Los mayas de ayer y hoy en esta región de la meseta calcárea de Yucatán han dependido de los ríos subterráneos de la península para su sustento. El dzonot, o cenote, se forma cuando el techo de una cavidad de la roca caliza se desploma, dejando al descubierto el manto freático y convirtiéndose en polo de atracción para toda clase de árboles y animales.  

 

A 1.5 km del sitio arqueológico se abre un verdadero oasis de vida en medio de la selva caducifolia  circundante, el Cenote X-canché, de cerca de 50m de diámetro y rodeado de frondosos árboles que despliegan sus ramas sobre el vacío.
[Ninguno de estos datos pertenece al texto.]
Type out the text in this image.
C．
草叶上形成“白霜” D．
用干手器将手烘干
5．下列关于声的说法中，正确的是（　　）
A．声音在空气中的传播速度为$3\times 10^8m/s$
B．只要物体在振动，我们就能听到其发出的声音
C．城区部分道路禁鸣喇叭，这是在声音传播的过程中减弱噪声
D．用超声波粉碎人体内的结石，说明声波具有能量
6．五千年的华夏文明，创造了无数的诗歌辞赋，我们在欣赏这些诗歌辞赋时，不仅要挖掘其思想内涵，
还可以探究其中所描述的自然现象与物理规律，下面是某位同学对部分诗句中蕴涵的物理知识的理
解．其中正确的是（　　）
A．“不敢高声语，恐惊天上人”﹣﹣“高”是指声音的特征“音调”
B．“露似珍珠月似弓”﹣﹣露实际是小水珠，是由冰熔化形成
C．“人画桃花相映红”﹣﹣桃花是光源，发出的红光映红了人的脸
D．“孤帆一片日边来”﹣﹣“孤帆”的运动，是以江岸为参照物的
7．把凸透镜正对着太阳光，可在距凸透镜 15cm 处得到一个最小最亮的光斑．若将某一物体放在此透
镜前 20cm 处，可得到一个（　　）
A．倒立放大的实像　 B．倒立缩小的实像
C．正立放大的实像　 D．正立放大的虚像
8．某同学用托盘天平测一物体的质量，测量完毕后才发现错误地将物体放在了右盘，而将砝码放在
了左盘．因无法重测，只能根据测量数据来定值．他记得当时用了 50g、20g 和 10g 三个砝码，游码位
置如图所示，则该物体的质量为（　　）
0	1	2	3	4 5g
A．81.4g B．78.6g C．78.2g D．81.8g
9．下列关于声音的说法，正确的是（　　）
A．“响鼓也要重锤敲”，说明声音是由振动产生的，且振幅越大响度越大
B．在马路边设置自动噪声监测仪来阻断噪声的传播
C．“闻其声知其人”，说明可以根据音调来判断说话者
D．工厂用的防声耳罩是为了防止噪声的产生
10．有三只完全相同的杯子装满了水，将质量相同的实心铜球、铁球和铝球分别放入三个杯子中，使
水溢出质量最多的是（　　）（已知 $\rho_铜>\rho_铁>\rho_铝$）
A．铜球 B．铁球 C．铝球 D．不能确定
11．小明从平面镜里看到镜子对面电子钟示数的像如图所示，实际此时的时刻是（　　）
Una decena de aves y plumaje azul y larga cola, como escapadas del paraíso, recorren el cenote de lado a lado, proyectando su sombra índigo en el agua.

 

Su murmullo característico rebota en las paredes de 15m de profundidad hasta el espejo del agua, dándole un toque místico y espectral. Se trata del mot-mot de ceja turquesa  (eumomota superciliosa) quien comparte la custodia de los cenotes vírgenes de Yucatán con el mágico Alux, el travieso duende maya.

 

Hasta hace poco, la única forma de llegar a él era a través de una estrecha y sinuosa vereda. Hoy el acceso es un poco más cómodo, a través de  una brecha por la que solo circulan bicicletas de montaña y vistosos bicitaxis. El camino recorre fracturas geológicas y de presiones o “rejolladas” que evidencian el río subterráneo del que el cenote X-canché forma parte. También hay algunas palapas aisladas que los milperos utilizan para descansar.